You'll see this option when you attempt to share an image.
- With an image selected for sharing, tap on Options, beside Location Included at the top of the screen.
- If you don't want to include location data deselect the button beside Location.
How to avoid iCloud photo leaks & hacks
Speaking of photos, you may recall, a few years ago there was a swathe of celebrity photo leaks. As usual on the web, famous women get the worst treatment - which in this case meant the widespread posting of nude photos. And in a lot of cases an iPhone, or an iCloud account, was involved.
That doesn't mean that Apple hardware and software services are fundamentally insecure. In fact, we feel confident in saying that the iPhone is the most secure mainstream smartphone on the market right now. But it does show that nobody can be complacent about the security of their most personal data and photos.
There are various ways to ensure that your intimate photos aren't stolen and posted online by hackers: two-step authentication and an audit of your secure questions are both a good idea. But we look at this in far more detail in this article: How to keep your iPhone photos safe.
Turn off Siri
Apple's personal assistant, Siri, is a great feature of iOS and provides users with a way of using their smartphone hands-free.
However, no matter how helpful Siri may be to users, it can also provide hackers with personal data. Siri will often ask for some kind of verification before allowing access to contacts, photos and other types of sensitive information, but there have been multiple occasions where people have found workarounds completely bypassing the iPhone passcode and providing easy access to the device.

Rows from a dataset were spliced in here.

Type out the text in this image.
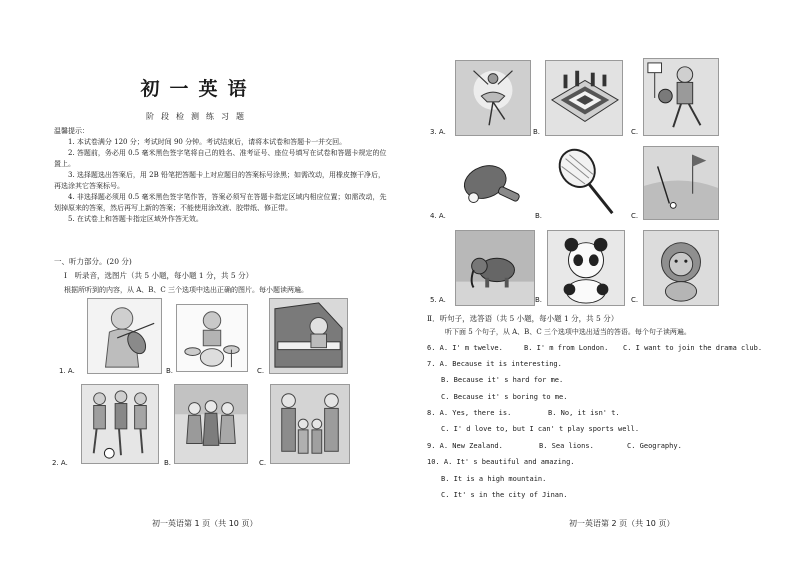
初一英语
阶段检测练习题

温馨提示：

1. 本试卷满分 120 分；考试时间 90 分钟。考试结束后，请将本试卷和答题卡一并交回。

2. 答题前，务必用 0.5 毫米黑色签字笔将自己的姓名、准考证号、座位号填写在试卷和答题卡规定的位置上。

3. 选择题选出答案后，用 2B 铅笔把答题卡上对应题目的答案标号涂黑；如需改动，用橡皮擦干净后，再选涂其它答案标号。

4. 非选择题必须用 0.5 毫米黑色签字笔作答，答案必须写在答题卡指定区域内相应位置；如需改动，先划掉原来的答案，然后再写上新的答案；不能使用涂改液、胶带纸、修正带。

5. 在试卷上和答题卡指定区域外作答无效。

一、听力部分。(20 分)
Ⅰ　听录音，选图片（共 5 小题，每小题 1 分，共 5 分）
根据所听到的内容，从 A、B、C 三个选项中选出正确的图片。每小题读两遍。
1. A.	B.	C.
2. A.	B.	C.
初一英语第 1 页（共 10 页）
3. A.	B.	C.
4. A.	B.	C.
5. A.	B.	C.
Ⅱ．听句子，选答语（共 5 小题，每小题 1 分，共 5 分）
听下面 5 个句子，从 A、B、C 三个选项中选出适当的答语。每个句子读两遍。
6. A. I' m twelve.	B. I' m from London. C. I want to join the drama club.
7. A. Because it is interesting.
B. Because it' s hard for me.
C. Because it' s boring to me.
8. A. Yes, there is.	B. No, it isn' t.
C. I' d love to, but I can' t play sports well.
9. A. New Zealand.	B. Sea lions.	C. Geography.
10. A. It' s beautiful and amazing.
B. It is a high mountain.
C. It' s in the city of Jinan.
初一英语第 2 页（共 10 页）
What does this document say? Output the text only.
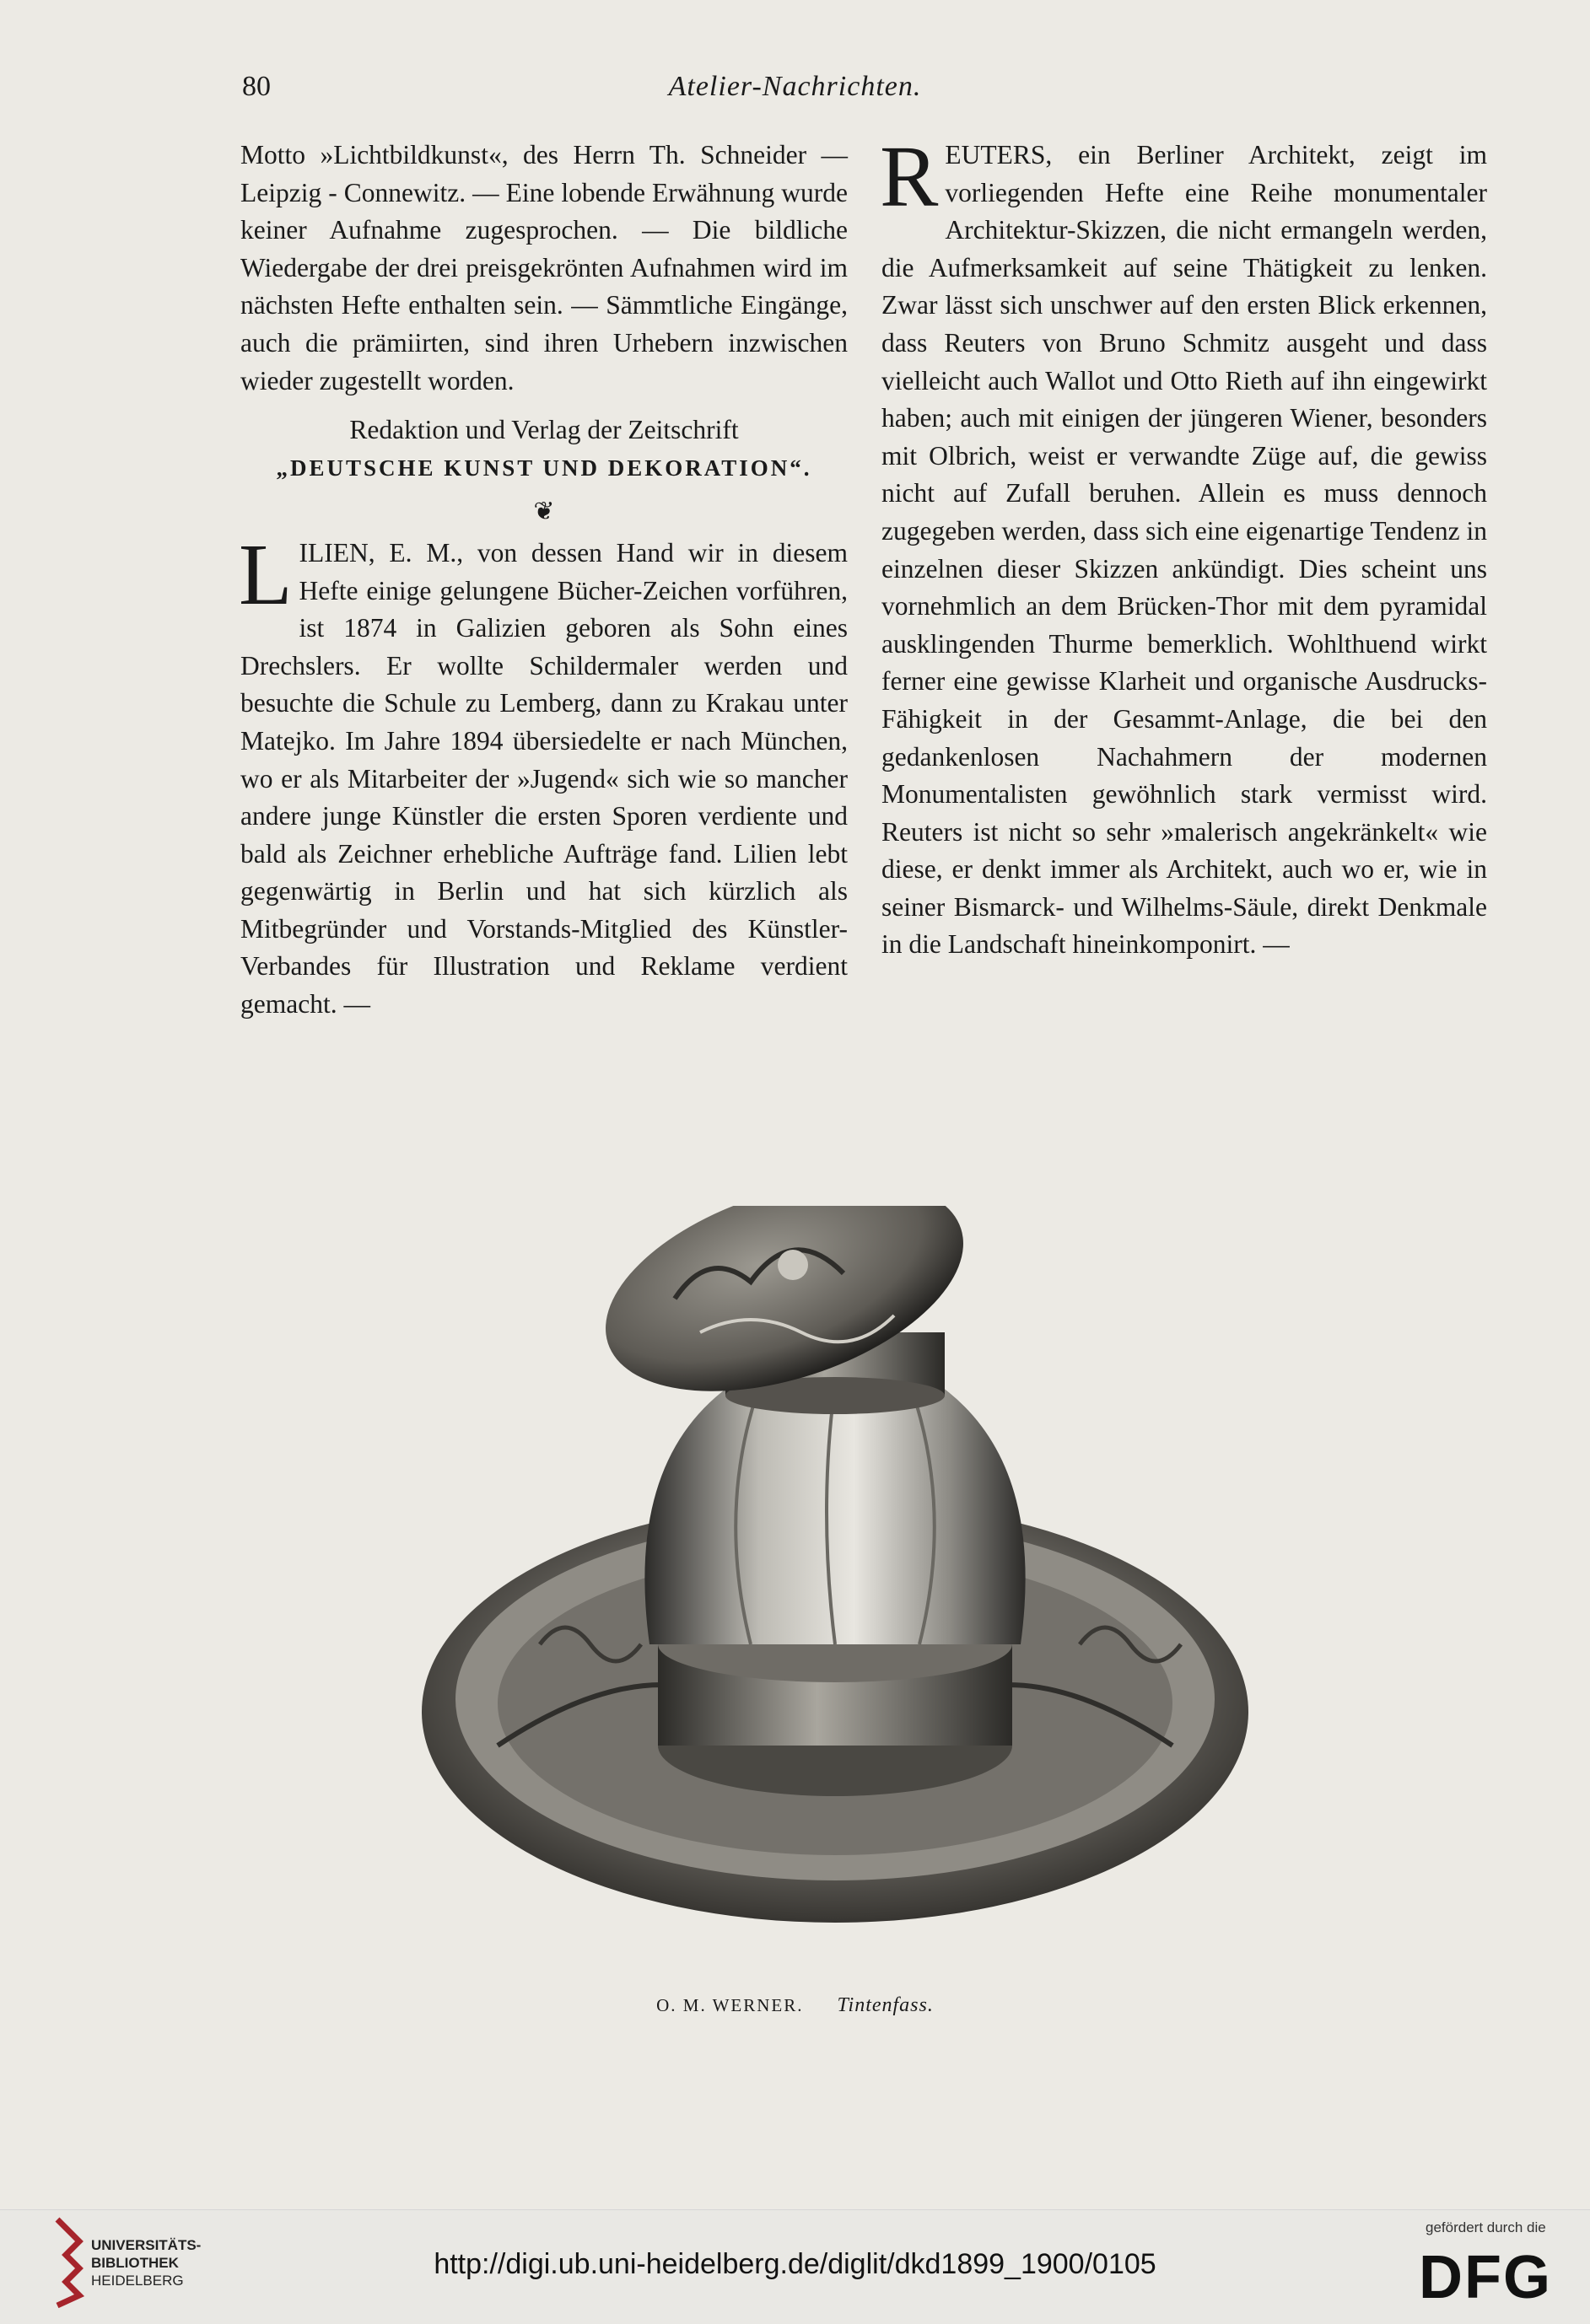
80	Atelier-Nachrichten.

Motto »Lichtbildkunst«, des Herrn Th. Schneider — Leipzig - Connewitz. — Eine lobende Erwähnung wurde keiner Aufnahme zugesprochen. — Die bildliche Wiedergabe der drei preisgekrönten Aufnahmen wird im nächsten Hefte enthalten sein. — Sämmtliche Eingänge, auch die prämiirten, sind ihren Urhebern inzwischen wieder zugestellt worden.

Redaktion und Verlag der Zeitschrift

„DEUTSCHE KUNST UND DEKORATION“.

❦

LILIEN, E. M., von dessen Hand wir in diesem Hefte einige gelungene Bücher-Zeichen vorführen, ist 1874 in Galizien geboren als Sohn eines Drechslers. Er wollte Schildermaler werden und besuchte die Schule zu Lemberg, dann zu Krakau unter Matejko. Im Jahre 1894 übersiedelte er nach München, wo er als Mitarbeiter der »Jugend« sich wie so mancher andere junge Künstler die ersten Sporen verdiente und bald als Zeichner erhebliche Aufträge fand. Lilien lebt gegenwärtig in Berlin und hat sich kürzlich als Mitbegründer und Vorstands-Mitglied des Künstler-Verbandes für Illustration und Reklame verdient gemacht. —

REUTERS, ein Berliner Architekt, zeigt im vorliegenden Hefte eine Reihe monumentaler Architektur-Skizzen, die nicht ermangeln werden, die Aufmerksamkeit auf seine Thätigkeit zu lenken. Zwar lässt sich unschwer auf den ersten Blick erkennen, dass Reuters von Bruno Schmitz ausgeht und dass vielleicht auch Wallot und Otto Rieth auf ihn eingewirkt haben; auch mit einigen der jüngeren Wiener, besonders mit Olbrich, weist er verwandte Züge auf, die gewiss nicht auf Zufall beruhen. Allein es muss dennoch zugegeben werden, dass sich eine eigenartige Tendenz in einzelnen dieser Skizzen ankündigt. Dies scheint uns vornehmlich an dem Brücken-Thor mit dem pyramidal ausklingenden Thurme bemerklich. Wohlthuend wirkt ferner eine gewisse Klarheit und organische Ausdrucks-Fähigkeit in der Gesammt-Anlage, die bei den gedankenlosen Nachahmern der modernen Monumentalisten gewöhnlich stark vermisst wird. Reuters ist nicht so sehr »malerisch angekränkelt« wie diese, er denkt immer als Architekt, auch wo er, wie in seiner Bismarck- und Wilhelms-Säule, direkt Denkmale in die Landschaft hineinkomponirt. —

O. M. WERNER. Tintenfass.
UNIVERSITÄTS-
BIBLIOTHEK
HEIDELBERG
http://digi.ub.uni-heidelberg.de/diglit/dkd1899_1900/0105
gefördert durch die
DFG
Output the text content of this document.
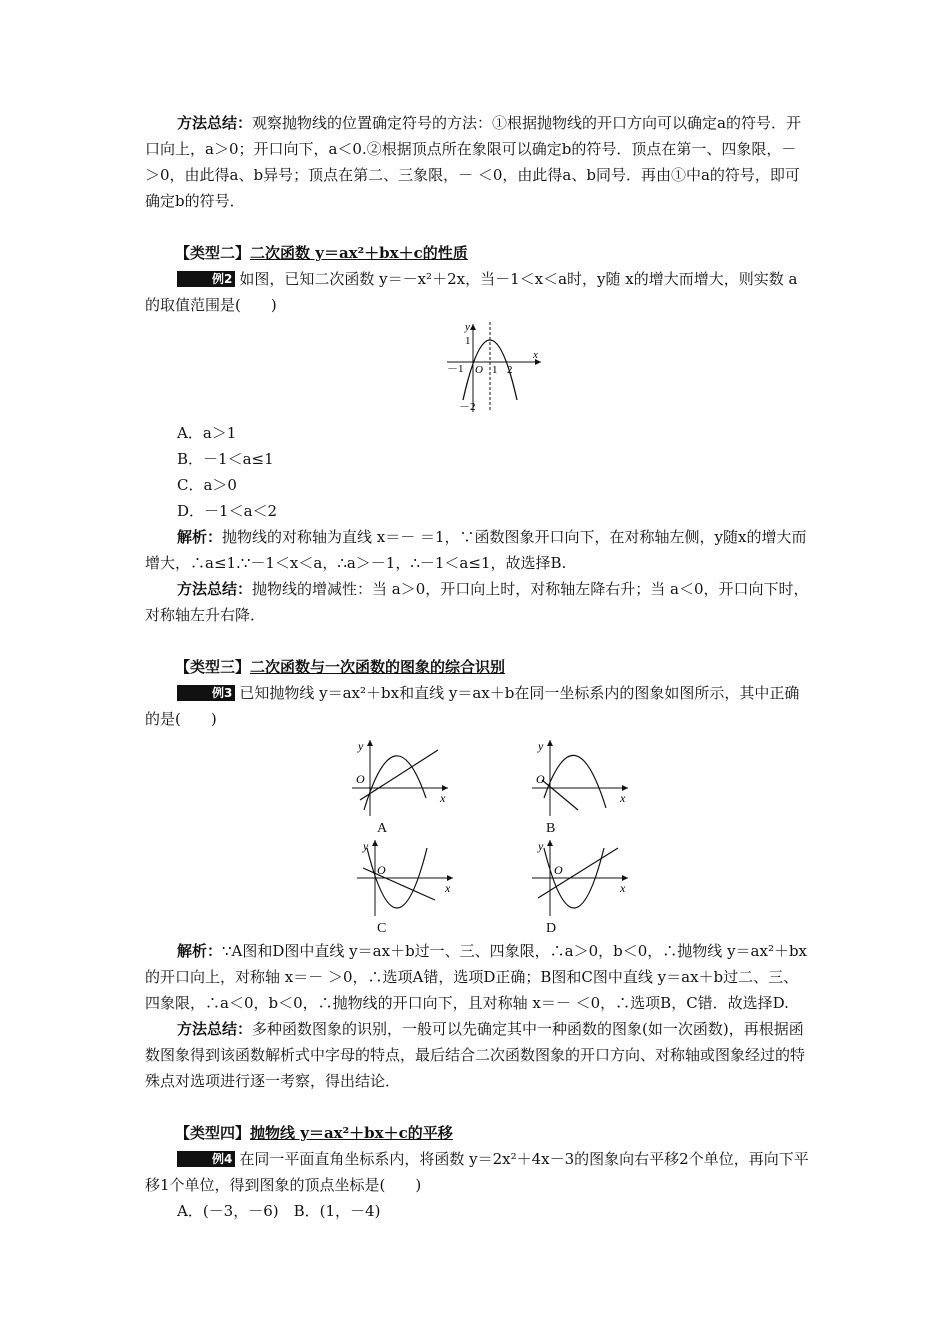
方法总结：观察抛物线的位置确定符号的方法：①根据抛物线的开口方向可以确定a的符号．开口向上，a＞0；开口向下，a＜0.②根据顶点所在象限可以确定b的符号．顶点在第一、四象限，－ ＞0，由此得a、b异号；顶点在第二、三象限，－ ＜0，由此得a、b同号．再由①中a的符号，即可确定b的符号．

【类型二】二次函数 y＝ax²＋bx＋c的性质

例2 如图，已知二次函数 y＝－x²＋2x，当－1＜x＜a时，y随 x的增大而增大，则实数 a的取值范围是(　　)

y
x
－1 O 1 2
1
－2

A．a＞1

B．－1＜a≤1

C．a＞0

D．－1＜a＜2

解析：抛物线的对称轴为直线 x＝－ ＝1，∵函数图象开口向下，在对称轴左侧，y随x的增大而增大，∴a≤1.∵－1＜x＜a，∴a＞－1，∴－1＜a≤1，故选择B.

方法总结：抛物线的增减性：当 a＞0，开口向上时，对称轴左降右升；当 a＜0，开口向下时，对称轴左升右降．

【类型三】二次函数与一次函数的图象的综合识别

例3 已知抛物线 y＝ax²＋bx和直线 y＝ax＋b在同一坐标系内的图象如图所示，其中正确的是(　　)

y
x
O
A
y
x
O
B
y
x
O
C
y
x
O
D

解析：∵A图和D图中直线 y＝ax＋b过一、三、四象限，∴a＞0，b＜0，∴抛物线 y＝ax²＋bx的开口向上，对称轴 x＝－ ＞0，∴选项A错，选项D正确；B图和C图中直线 y＝ax＋b过二、三、四象限，∴a＜0，b＜0，∴抛物线的开口向下，且对称轴 x＝－ ＜0，∴选项B，C错．故选择D.

方法总结：多种函数图象的识别，一般可以先确定其中一种函数的图象(如一次函数)，再根据函数图象得到该函数解析式中字母的特点，最后结合二次函数图象的开口方向、对称轴或图象经过的特殊点对选项进行逐一考察，得出结论．

【类型四】抛物线 y＝ax²＋bx＋c的平移

例4 在同一平面直角坐标系内，将函数 y＝2x²＋4x－3的图象向右平移2个单位，再向下平移1个单位，得到图象的顶点坐标是(　　)

A．(－3，－6)　B．(1，－4)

To disable access to Siri on the lock screen, simply head to Settings > Touch ID & Passcode (or Face ID & Passcode) and toggle the "allow access when locked" option off.
Read more advice in our Siri troubleshooting guide.
Turn off auto-fill
The same can be said about Apple's auto-fill feature in Safari. Apple's Keychain stores website logins, prompting users to save the information after successfully logging into their account.
It's a hugely handy feature as it means we don't have to remember the login information for the myriad of websites we browse - and the same goes for credit/debit card information. Simply tap a button and Apple will fill out all your card information, apart from your security code.
However, if a hacker does manage to gain access to your iPhone, it provides them with access to all your online logins. To disable keychain and auto-fill, simply go to Settings > Safari > AutoFill and toggle off each option.